2.) Total U.S. soybean exports fall. The rest of the world will not make up for all the losses to China.
3.) China’s total imports of soybeans decreases.
4.) U.S. soybean production declines, between 11% to 15%.
5.) Brazilian production of soybeans increases by 9% to 15%.
6.) Brazil is the only one that wins. Economic losses for the U.S. ($2.2 to $2.9 billion annually) and China ($1.7 to $3.4 billion annually) come for a gain to Brazil, which has an uptick in economic well being of $1.5 – $2.8 billion annually.
Wrapping it Up
The impacts of the Trade War are in the farm economy are substantial. The recent announcement of another round of trade aid to U.S. producers will provide some help. However, the details of the program are to date unknown and perhaps a moving target. While the government payments will provide some relief they will not solve all of the problems that have been created by the trade war. Exacerbating the problem would be an outbreak of tariffs with Mexico – which is where we seem to be headed.
Combined with strong soybean production in 2017 and 2018, the U.S. is facing burdensome ending stocks, low commodity prices, and weak farm income. China is by far the world’s most important importer of soybeans and an important market for a number of other agricultural commodities.

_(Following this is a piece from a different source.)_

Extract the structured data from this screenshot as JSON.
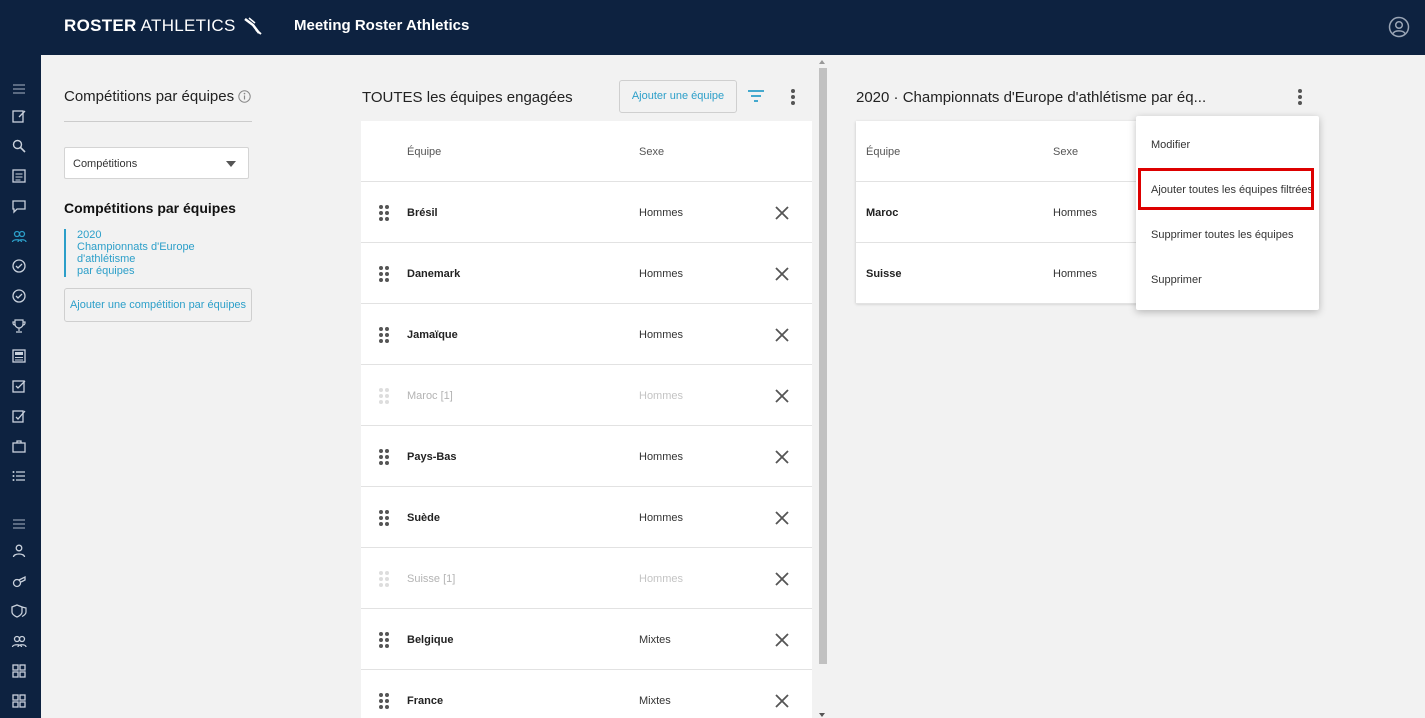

Without Chinese purchases, it will be very difficult to shrink the soybean balance sheet without significantly fewer acres and/or a crop failure. Without a crop failure, this will almost certainly be accomplished through soybean prices that are low enough so as to discourage production.
Looking a bit longer term, the prospects of a continuing Trade War with China — one that lasts beyond 2019 – have seemingly increased. If this happens, the impacts on U.S. agriculture will be profound. The lower prices that would be required to shrink soybean acres, would result in producers significantly increasing acres of other crops, most notably corn. As one might expect, that will also have negative impacts on corn prices.
At this point, there is great uncertainty about the Trade War(s), but also regarding the prospects for crop yields in 2019. The presence of this potential supply shock is helping to mitigate the negative demand shock associated with the Trade War. How long either last is uncertain at this point. We can only hope that the Trade War(s) would find resolution sooner rather than later. If it lasts beyond this year, the government will have to be prepared to deal with again making major trade aid payments or seeing the agricultural economy sink.